Now, why did the above people say Cantonese speakers would still understand? You have to understand that Semi-Standard Written Cantonese is a very recent thing. In ancient times, Cantonese written down was very informal. In the past, people wrote ONLY in Classical Chinese (古文) because only the elite and educated could know how to write, so there was no need for vernacular to be made or standardized.
In 1911 after the Xinhai Revolution (辛亥革命) that toppled the Chinese Empire, there was no need for Classical because the commoners don’t understand it so they made a standardized written script called Standard Chinese which was based off Mandarin. Because of this, everyone who could read can read Written Mandarin but not necessarily speak or understand it (I know, kind of trippy). Written Cantonese developed mainly be translators and furthered through Hong Kong being a British Colony.
Furthermore, with the advent of the People’s Republic of China, all citizens were made to learn Mandarin so the Cantonese speakers know Mandarin (or at least they should).
Thus in short, this is how it goes:
Mandarin speakers can read Written Chinese (Mandarin)but not Written Cantonese.
Mandarin speakers can only understand Spoken Mandarin but not Spoken Cantonese.
Cantonese speakers can read Written Chinese (Mandarin) and Written Cantonese
Cantonese speakers can understand Spoken Mandarin and Spoken Cantonese.

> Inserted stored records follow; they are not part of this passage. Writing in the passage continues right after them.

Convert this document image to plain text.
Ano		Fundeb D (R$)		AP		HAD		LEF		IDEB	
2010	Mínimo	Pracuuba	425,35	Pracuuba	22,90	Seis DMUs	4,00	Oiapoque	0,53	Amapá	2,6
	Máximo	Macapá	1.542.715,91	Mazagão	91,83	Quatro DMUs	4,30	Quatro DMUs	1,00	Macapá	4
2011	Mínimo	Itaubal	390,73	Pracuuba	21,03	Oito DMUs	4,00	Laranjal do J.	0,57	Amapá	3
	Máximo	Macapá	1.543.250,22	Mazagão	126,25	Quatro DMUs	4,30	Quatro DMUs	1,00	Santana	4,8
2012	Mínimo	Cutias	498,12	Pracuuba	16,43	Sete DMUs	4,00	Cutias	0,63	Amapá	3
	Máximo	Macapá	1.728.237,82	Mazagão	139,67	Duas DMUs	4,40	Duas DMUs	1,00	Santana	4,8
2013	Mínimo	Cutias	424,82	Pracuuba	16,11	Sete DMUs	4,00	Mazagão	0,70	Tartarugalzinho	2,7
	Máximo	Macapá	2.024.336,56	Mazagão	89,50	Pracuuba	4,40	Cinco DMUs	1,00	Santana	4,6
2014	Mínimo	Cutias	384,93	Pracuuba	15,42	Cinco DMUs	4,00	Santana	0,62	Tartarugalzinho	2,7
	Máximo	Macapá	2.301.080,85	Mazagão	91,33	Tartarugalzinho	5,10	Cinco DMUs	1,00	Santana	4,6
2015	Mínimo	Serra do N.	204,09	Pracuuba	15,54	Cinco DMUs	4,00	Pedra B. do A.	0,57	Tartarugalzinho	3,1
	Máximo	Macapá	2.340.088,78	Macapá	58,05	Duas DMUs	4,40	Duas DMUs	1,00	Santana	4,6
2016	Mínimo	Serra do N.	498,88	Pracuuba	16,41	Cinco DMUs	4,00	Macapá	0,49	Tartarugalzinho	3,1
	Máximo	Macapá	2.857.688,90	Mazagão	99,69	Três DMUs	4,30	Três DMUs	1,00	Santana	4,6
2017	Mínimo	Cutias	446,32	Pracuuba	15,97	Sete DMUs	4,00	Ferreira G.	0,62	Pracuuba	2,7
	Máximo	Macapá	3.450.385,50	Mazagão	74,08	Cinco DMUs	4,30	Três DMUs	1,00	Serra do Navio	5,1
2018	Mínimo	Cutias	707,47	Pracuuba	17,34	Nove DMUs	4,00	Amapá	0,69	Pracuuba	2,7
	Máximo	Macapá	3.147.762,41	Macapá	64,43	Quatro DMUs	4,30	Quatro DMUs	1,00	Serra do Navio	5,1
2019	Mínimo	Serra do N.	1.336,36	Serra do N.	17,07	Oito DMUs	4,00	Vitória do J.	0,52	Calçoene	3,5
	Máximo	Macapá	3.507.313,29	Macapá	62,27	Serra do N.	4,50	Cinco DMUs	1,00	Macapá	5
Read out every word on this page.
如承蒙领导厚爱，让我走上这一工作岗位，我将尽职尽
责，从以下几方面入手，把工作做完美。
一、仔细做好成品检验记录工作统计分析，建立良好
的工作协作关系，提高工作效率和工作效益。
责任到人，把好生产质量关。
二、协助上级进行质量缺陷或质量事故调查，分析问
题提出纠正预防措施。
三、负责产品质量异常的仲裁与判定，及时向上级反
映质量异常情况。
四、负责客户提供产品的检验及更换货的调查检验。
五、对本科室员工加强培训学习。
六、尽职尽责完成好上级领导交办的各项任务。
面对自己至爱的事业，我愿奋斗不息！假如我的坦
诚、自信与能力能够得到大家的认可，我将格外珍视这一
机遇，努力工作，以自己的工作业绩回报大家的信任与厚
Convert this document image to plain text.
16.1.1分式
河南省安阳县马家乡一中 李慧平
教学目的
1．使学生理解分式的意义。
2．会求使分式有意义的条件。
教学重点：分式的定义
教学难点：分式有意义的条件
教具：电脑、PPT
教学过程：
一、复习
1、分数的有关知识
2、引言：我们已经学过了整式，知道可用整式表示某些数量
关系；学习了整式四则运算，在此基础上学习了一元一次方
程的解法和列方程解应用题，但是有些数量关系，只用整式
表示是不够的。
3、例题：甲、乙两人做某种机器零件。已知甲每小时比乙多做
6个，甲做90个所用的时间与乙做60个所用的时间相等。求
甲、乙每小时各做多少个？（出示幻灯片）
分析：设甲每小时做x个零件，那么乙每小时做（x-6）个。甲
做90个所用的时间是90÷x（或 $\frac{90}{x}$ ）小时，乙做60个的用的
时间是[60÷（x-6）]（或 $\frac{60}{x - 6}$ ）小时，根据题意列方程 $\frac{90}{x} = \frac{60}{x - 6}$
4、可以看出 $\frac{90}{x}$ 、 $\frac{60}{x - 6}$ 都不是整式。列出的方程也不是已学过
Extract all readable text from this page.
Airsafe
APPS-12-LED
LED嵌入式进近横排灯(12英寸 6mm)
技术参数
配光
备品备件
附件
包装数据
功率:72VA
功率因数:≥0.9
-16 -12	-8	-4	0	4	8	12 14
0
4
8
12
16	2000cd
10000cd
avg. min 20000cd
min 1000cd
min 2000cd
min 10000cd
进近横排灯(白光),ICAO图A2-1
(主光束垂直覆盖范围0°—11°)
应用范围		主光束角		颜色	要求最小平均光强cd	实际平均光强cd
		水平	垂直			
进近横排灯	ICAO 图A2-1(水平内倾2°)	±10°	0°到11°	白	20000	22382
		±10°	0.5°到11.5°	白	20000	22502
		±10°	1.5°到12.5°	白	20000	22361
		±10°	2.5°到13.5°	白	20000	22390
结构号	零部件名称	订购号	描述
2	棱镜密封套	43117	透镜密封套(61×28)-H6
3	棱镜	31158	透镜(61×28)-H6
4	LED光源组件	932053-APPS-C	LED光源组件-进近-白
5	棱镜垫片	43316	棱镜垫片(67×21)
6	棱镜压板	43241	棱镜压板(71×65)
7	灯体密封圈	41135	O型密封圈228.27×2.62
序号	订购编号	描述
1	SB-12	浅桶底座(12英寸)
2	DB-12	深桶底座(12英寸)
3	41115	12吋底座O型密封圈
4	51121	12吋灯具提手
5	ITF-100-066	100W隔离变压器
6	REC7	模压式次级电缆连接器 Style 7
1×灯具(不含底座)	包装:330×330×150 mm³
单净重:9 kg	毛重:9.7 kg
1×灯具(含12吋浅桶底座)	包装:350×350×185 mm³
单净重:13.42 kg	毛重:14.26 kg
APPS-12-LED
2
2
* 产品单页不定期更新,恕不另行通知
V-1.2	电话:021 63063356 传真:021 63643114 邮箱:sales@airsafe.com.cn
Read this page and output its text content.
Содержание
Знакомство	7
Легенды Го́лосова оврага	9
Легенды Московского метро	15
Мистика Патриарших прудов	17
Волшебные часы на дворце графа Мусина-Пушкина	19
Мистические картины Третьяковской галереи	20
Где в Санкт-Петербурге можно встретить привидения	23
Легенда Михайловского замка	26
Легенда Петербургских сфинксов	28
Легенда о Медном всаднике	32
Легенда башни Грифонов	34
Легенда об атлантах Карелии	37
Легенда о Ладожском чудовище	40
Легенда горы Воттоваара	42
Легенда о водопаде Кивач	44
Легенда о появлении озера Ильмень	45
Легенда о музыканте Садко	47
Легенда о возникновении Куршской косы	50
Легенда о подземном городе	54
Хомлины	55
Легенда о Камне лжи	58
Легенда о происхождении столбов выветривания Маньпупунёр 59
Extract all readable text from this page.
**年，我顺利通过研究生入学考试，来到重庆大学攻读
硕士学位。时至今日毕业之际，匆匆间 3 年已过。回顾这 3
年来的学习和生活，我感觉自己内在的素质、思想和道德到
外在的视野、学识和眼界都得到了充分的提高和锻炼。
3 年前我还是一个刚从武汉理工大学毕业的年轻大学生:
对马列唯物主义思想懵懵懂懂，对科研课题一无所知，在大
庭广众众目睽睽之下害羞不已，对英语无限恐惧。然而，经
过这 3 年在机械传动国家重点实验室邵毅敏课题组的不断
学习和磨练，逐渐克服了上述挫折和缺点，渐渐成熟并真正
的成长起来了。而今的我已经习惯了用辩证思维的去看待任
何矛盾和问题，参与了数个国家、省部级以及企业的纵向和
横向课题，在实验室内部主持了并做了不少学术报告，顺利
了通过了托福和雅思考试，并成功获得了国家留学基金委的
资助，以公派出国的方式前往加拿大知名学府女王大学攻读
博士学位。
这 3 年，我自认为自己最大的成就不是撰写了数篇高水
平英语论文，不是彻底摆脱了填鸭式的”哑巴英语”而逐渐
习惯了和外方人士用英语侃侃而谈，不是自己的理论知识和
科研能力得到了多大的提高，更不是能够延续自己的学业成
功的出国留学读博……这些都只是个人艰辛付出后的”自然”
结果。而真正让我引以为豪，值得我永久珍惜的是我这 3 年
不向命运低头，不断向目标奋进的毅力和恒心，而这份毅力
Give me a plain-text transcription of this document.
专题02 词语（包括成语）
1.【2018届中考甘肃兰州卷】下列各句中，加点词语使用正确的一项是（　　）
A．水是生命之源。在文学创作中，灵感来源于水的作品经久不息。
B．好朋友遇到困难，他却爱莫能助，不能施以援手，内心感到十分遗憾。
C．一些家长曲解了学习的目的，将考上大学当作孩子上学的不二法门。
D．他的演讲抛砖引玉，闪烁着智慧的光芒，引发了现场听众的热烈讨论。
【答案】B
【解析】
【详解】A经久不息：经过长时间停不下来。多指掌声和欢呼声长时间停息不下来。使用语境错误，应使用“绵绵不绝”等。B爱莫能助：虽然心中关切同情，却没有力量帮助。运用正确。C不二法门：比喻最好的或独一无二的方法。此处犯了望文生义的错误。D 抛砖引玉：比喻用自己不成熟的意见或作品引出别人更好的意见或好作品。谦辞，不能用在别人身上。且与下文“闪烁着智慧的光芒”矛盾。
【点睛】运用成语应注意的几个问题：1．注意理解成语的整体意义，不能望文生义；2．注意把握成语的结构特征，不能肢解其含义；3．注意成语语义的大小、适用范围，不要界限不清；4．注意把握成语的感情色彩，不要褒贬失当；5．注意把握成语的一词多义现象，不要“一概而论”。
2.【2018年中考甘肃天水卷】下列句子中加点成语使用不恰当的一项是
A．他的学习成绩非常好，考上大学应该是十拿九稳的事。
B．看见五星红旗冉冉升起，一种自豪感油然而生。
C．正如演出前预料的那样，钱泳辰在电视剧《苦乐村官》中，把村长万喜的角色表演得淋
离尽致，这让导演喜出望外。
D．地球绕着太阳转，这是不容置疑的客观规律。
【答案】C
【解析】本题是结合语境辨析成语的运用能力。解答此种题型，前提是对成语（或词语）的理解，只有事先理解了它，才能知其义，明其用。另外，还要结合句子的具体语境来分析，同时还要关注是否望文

Now as for the grammar and structure of the words, the example you gave is poor to demonstrate that so I’ll show some other ones (you’ll see why).
—- In Mandarin, there’s essentially no conjugation of verbs. —-
If you wanna say: “I go to the supermarket” it’s “我去超級市場”
To say “I went to the supermarket” you have to essentially add some adverb in the sense of time to it.
You essentially have to say: “Yesterday, I went to the supermarket” which would become “昨天我去超級市場”
Notice there’s no indication of change in tense to the verb 去.
Now if we switch to Cantonese, there IS conjugation, let’s look at the examples again.
“I go to the supermarket” becomes “我去超級市場”
“I went to the supermarket” becomes “我去咗超級市場”
“I had went to the supermarket” becomes “我去過超級市場”
“Yesterday, I went to the supermarket” becomes “尋日我去咗超級市場”
“I had went to the supermarket before” becomes “我曾經去過超級市場”
Notice the differences? Tense is blatant in Cantonese while in Mandarin you have to allude to it.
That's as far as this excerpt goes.